In IPython notebook, showing a table will produce a nice HTML representation of the table:

In [3]:
t

name,flux
str5,float64
larry,1.2
curly,2.2
moe,3.1
shemp,4.3


If you did the same in a terminal session you get a different view that isn't as pretty but does give a bit more information about the table:

    >>> t
    <Table rows=4 names=('name','flux')>
    array([('source 1', 1.2), ('source 2', 2.2), ('source 3', 3.1),
           ('source 4', 4.3)], 
          dtype=[('name', 'S8'), ('flux', '<f8')])

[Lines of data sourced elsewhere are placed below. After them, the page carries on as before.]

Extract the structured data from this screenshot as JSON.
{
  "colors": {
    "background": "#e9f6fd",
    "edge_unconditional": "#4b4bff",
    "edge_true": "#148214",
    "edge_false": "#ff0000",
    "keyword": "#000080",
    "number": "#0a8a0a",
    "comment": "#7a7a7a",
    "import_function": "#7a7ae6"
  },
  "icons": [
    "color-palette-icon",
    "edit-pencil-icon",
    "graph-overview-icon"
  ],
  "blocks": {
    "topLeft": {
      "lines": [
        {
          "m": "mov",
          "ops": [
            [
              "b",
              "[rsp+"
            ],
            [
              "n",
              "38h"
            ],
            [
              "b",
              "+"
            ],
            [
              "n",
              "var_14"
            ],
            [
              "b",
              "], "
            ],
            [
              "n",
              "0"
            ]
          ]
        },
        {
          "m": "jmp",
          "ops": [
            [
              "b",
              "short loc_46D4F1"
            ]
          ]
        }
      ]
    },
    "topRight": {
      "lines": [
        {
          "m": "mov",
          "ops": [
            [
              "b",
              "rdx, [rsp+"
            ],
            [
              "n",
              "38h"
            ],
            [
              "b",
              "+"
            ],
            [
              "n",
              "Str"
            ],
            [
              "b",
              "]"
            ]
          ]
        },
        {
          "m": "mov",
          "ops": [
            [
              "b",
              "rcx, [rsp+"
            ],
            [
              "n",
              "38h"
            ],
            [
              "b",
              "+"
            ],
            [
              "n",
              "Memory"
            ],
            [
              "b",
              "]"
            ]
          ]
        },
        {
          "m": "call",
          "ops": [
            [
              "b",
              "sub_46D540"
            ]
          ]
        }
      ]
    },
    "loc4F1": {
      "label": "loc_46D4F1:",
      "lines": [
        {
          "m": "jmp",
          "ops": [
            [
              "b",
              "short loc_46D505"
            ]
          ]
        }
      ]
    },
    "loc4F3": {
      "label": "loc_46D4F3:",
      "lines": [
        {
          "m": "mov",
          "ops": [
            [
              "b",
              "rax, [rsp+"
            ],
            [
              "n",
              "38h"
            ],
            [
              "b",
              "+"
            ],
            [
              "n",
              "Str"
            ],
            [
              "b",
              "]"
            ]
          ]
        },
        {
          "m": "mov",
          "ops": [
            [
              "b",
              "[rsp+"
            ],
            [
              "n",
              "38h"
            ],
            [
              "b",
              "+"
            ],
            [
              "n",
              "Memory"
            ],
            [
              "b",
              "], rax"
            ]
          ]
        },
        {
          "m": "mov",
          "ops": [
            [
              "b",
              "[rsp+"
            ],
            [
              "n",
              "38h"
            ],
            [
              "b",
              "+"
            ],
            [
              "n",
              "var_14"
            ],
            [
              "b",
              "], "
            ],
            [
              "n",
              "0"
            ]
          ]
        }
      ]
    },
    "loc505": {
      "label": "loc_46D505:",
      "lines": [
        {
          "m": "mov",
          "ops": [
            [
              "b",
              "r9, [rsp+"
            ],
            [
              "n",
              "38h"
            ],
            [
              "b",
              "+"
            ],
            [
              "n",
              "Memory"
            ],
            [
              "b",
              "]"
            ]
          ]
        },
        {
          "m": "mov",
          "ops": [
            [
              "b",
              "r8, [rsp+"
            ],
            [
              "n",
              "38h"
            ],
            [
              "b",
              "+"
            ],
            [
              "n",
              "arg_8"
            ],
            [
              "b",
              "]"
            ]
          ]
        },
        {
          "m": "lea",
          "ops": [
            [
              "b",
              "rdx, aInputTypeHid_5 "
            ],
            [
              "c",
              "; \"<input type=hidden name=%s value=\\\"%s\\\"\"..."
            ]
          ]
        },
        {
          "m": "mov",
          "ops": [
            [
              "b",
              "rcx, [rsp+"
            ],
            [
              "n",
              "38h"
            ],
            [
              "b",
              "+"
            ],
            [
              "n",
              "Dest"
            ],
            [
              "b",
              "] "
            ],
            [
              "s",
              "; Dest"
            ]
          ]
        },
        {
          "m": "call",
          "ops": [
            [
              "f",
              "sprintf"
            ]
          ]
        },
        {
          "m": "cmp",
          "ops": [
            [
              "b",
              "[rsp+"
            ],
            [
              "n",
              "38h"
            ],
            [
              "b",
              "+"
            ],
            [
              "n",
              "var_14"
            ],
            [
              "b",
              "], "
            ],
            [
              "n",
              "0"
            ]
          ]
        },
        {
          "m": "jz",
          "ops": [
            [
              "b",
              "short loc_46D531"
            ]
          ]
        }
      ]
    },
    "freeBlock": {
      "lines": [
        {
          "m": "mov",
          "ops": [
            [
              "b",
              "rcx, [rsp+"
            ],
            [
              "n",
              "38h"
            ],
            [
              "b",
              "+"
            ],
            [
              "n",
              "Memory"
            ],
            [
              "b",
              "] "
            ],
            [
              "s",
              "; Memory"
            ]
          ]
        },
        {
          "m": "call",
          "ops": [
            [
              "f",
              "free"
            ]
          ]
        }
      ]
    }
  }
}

To get a plain view which is the same in notebook and terminal use `print()`:

In [None]:
print(t)

To get the table column names and data types using the `colnames` and `dtype` properties:

In [None]:
t.colnames

In [None]:
t.dtype

Astropy 1.1 and later provides a ``show_in_notebook()`` method that allows more interactive exploration of tables. It can be especially handy for large tables. 

In [None]:
t.show_in_notebook()

## Accessing parts of the table

We can access the columns and rows as for numpy structured arrays.  Notice that the outputs are `Column`, `Row` or `Table` objects depending on the context.

In [None]:
t['flux']  # Flux column (notice meta attributes)

In [None]:
t['flux'][1]  # Row 1 of flux column

In [None]:
t[1]  # Row obj for with row 1 values

In [None]:
t[1]['flux']  # Flux column of row 1

In [None]:
t[1:3]  # 2nd and 3rd rows in a new table

In [None]:
t[[1, 3]]

**One of the most powerful concepts is using boolean selection masks to filter tables**

In [None]:
mask = t['flux'] > 3.0  # Define boolean mask for all flux values > 3
t[mask]  # Create a new table with only the "high flux" sources

## Modifying the table

Once the table exists with defined columns there are a number of ways to modify the table in place.  These are fully documented in the section [Modifying a Table](http://astropy.readthedocs.org/en/stable/table/modify_table.html#modifying-a-table).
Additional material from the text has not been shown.